This year we lost Leslie Nielsen, the inimitable comic performer who featured in over one hundred films and countless television programmes but will be especially remembered for his roles in surreal spoof films, such as Airplane and Naked Gun.
Born and raised in Canada, as the son of a Danish-born Mountie and a Welsh immigrant who had moved from Fulham, he trained as a gunner for the Royal Canadian Air Force towards the end of the Second World War, but was too young to be shipped out. He went on to study theatre and music in New York and began his career in 1950s live television, first appearing alongside Charlton Heston for 75 dollars. He moved on to play the leading man in many dramas before finding his true calling, aged 54, in the comic movie.
His impressive CV of serious dramatic roles made him all the more perfect for deadpan Dr Rumack in the 1980 disaster-movie spoof Airplane!. Director and writer David Zucker has described how his greatness lay in the fact that he never ‘winked’: Nielsen played his part in this ludicrous goofball comedy as if he had not the slightest hint of its comedic value.
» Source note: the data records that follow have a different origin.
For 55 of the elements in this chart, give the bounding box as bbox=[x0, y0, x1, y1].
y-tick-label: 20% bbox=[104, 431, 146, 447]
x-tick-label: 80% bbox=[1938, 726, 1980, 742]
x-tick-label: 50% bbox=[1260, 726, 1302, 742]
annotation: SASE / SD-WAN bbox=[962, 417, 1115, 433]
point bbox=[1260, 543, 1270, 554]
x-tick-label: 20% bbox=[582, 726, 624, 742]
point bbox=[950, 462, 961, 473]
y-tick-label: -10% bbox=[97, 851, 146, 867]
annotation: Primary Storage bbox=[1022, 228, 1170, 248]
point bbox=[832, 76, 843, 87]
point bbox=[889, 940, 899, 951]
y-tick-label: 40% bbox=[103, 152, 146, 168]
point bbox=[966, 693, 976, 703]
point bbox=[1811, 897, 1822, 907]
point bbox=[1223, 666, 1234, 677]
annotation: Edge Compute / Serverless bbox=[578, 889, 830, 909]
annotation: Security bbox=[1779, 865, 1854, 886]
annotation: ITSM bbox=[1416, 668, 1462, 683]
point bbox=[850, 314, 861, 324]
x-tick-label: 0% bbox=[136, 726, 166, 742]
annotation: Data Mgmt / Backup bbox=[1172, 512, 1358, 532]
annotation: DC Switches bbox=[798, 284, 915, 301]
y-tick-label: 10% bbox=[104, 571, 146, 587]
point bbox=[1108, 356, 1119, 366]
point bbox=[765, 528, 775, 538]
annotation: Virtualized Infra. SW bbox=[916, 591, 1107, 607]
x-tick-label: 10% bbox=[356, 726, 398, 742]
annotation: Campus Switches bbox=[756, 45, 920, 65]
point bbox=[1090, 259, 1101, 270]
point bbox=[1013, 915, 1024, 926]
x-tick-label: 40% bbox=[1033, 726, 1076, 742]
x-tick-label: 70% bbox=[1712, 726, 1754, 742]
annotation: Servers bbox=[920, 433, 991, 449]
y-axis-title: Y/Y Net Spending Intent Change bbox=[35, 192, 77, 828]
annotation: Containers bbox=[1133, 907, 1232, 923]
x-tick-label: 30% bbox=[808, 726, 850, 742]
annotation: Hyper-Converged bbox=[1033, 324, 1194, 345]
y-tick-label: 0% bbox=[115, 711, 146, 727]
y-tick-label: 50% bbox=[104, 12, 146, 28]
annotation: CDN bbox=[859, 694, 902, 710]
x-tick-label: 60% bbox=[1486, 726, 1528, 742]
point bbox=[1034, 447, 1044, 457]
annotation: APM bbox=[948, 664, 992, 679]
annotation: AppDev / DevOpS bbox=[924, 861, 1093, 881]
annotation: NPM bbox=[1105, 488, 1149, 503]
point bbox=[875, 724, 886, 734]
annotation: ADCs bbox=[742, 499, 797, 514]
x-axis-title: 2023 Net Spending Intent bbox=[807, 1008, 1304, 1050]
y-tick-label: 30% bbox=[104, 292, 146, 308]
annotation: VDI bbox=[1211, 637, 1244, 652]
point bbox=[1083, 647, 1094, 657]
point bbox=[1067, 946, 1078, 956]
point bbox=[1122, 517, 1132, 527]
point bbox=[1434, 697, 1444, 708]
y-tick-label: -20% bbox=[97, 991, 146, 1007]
When his character announces ‘This woman has to be gotten to a hospital’ and Julie Hagerty’s character responds ‘A hospital? What is it?’, he replies earnestly ‘It’s a big building with patients, but that’s not important right now.’ The wholly serious delivery of silly lines like these characterised his performance in this hugely successful comedy and went on to become something of a Nielsen trademark.
A new niche for Nielsen and his impeccable comic timing, as showcased in Airplane!, opened up in the form of tongue-in-cheek parodies. Just as Airplane! playfully spoofed the 1970 melodrama Airport and the whole of the disaster film genre, Top Gun and other police dramas came under fire in the joyfully irreverent Naked Gun trilogy of the later 80s and early 90s. Again, David Zucker directed and again, Nielsen’s comic intensity shone through. Indeed, Airplane! had brought back a playful breed of comedy film based upon inventive slapstick, absurd visuals and mischievous wordplay. Already reminiscent of much earlier filmmaking, such as that of the Marx brothers, Nielsen’s films added a dimension of parody and spoof, now that there was such a body of po-faced cinematic work to be imitated and mocked.
The enormously successful Pink Panther films, which began in the 1960s under the direction of the much-revered and recently deceased Blake Edwards, had already began to put Hollywood on this path with Peter Sellers and co parodying the well-worn detective genre. Airplane!‘s breed of comedy is, however, quite distinct from that of the Pink Panther series, as is Nielsen’s deadpan panache from the larger-than-life style of Sellers, who had already established a comic reputation in The Goon Show.
Airplane!‘s laugh-a-minute, incoherent and surreal style of spoof has spawned many similar parodies in its wake, such as the Scary Movie franchise, in which Nielsen himself has made a cameo appearance. Other spoofs, however, have started to move away from the light-hearted, absurd tone of the comedies we associate with Nielsen: whilst Nielsen’s deadpan performance contrasts with the silly chaos around him in his films, some more recent parody films such as Shaun of the Dead (2004) and Hot Fuzz (2007) from this side of the Atlantic, have an all-round comic seriousness in their tone and execution whilst some American comedies, such as Zombieland (2009), want to be taken seriously at several points, with genuinely scary or romantic scenes, which make humour take the backseat.
When Leslie Nielsen stars, the comedy of a scene is never muted or relegated to second place. This top-class performer will always be remembered for being hilariously serious and seriously hilarious.